Twistmeister M. Night Shyamalan returns

Once in a while, you wonder how a massively high profile film made it past the rigours of audience testing, focus groups and other in-depth analysis. The Happening is a case in point. It’s a weird film, one that you would expect some of its individuality to have been kicked away in search of a more obviously commercial endeavour.

America’s northeast is experiencing an unusual phenomena of strange behaviour followed by mass suicide. The news channels are quick to attribute blame for these events to terrorist activity. Science teacher Elliot Moore (Mark Wahlberg) and his wife Alma (Zooey Deschanel) attempt to survive until the situation passes.

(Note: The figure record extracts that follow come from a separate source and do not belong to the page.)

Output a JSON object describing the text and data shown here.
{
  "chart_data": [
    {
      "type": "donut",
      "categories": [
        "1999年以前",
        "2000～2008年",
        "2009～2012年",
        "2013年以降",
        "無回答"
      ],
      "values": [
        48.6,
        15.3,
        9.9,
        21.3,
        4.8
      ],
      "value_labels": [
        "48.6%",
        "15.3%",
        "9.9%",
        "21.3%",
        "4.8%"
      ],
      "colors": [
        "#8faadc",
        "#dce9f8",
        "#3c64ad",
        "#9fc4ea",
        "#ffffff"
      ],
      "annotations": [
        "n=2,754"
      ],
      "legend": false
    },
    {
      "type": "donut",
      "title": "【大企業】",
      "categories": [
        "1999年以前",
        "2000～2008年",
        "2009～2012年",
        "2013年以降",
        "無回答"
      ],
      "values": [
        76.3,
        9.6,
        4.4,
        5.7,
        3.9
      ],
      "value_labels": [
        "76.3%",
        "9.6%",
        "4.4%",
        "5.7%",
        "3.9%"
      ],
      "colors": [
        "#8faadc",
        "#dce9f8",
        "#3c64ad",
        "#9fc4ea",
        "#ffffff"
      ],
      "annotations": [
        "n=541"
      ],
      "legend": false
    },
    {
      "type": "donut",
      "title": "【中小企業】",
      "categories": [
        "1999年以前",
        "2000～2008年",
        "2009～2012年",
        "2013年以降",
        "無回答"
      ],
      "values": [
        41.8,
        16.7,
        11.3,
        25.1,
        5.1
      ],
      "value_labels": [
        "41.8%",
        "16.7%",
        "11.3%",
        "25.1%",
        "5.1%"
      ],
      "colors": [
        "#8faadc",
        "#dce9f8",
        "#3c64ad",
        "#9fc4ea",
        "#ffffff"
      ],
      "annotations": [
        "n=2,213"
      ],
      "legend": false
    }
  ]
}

The Happening is mostly peculiar for the manner in which the films passes by with sufficient interest to engage your attention, while at the same time being so utterly ludicrous that you can’t fail to avoid realising that it’s not any good. The initial premise does indeed promise much; the sense of bewilderment at what exactly is occurring is enticing and the creepiness and execution of each affected citizen’s demise is compelling.

But as the film progresses, the film’s unusual circumstances become swamped by cinematic moments so odd you can’t quite believe they’re happening. At one stage a news report shows a man at a zoo trying to provoke the lions into attacking him. “What kind of terrorists are these?” questions a news anchor in a moment so Chris Morris that you suspect it was lifted directly from the deleted scenes of a Brasseye DVD. The couple also encounter a soldier who has just realised that almost every road around him is surrounded by unexplainable death and yet he acts like a character from Sergeant Bilko. Meanwhile, Deschanel pulls the same face of wide-eyed horror for the entire film, a stance that could well prove to be acting’s greatest danger to eyesight since Malcolm McDowell’s infamous scene in A Clockwork Orange. Is the acting deliberately hokey as a homage to a fifties b-movie?

If that’s not enough, M. Night Shyamalan lays down his environmental concerns with all the subtlety of attempting to destroy a garden shed with a nuclear warhead. To a backdrop of cooling towers pumping out pollution and plants mass produced in artificial biospheres, we find Wahlberg and chums running away from the wind. This is no way to initiate a credible discussion on global warming and mankind’s impact upon the planet.

And yet, despite everything, The Happening remains on the right side of viewable. The cause is kept mysterious enough to maintain a hope of a satisfactory conclusion and the fate of Elliot and Alma provides sufficient dramatic ammunition. And even if you hate the entire film, it’ll provide another point of entertainment while debating Shyamalan’s career trajectory.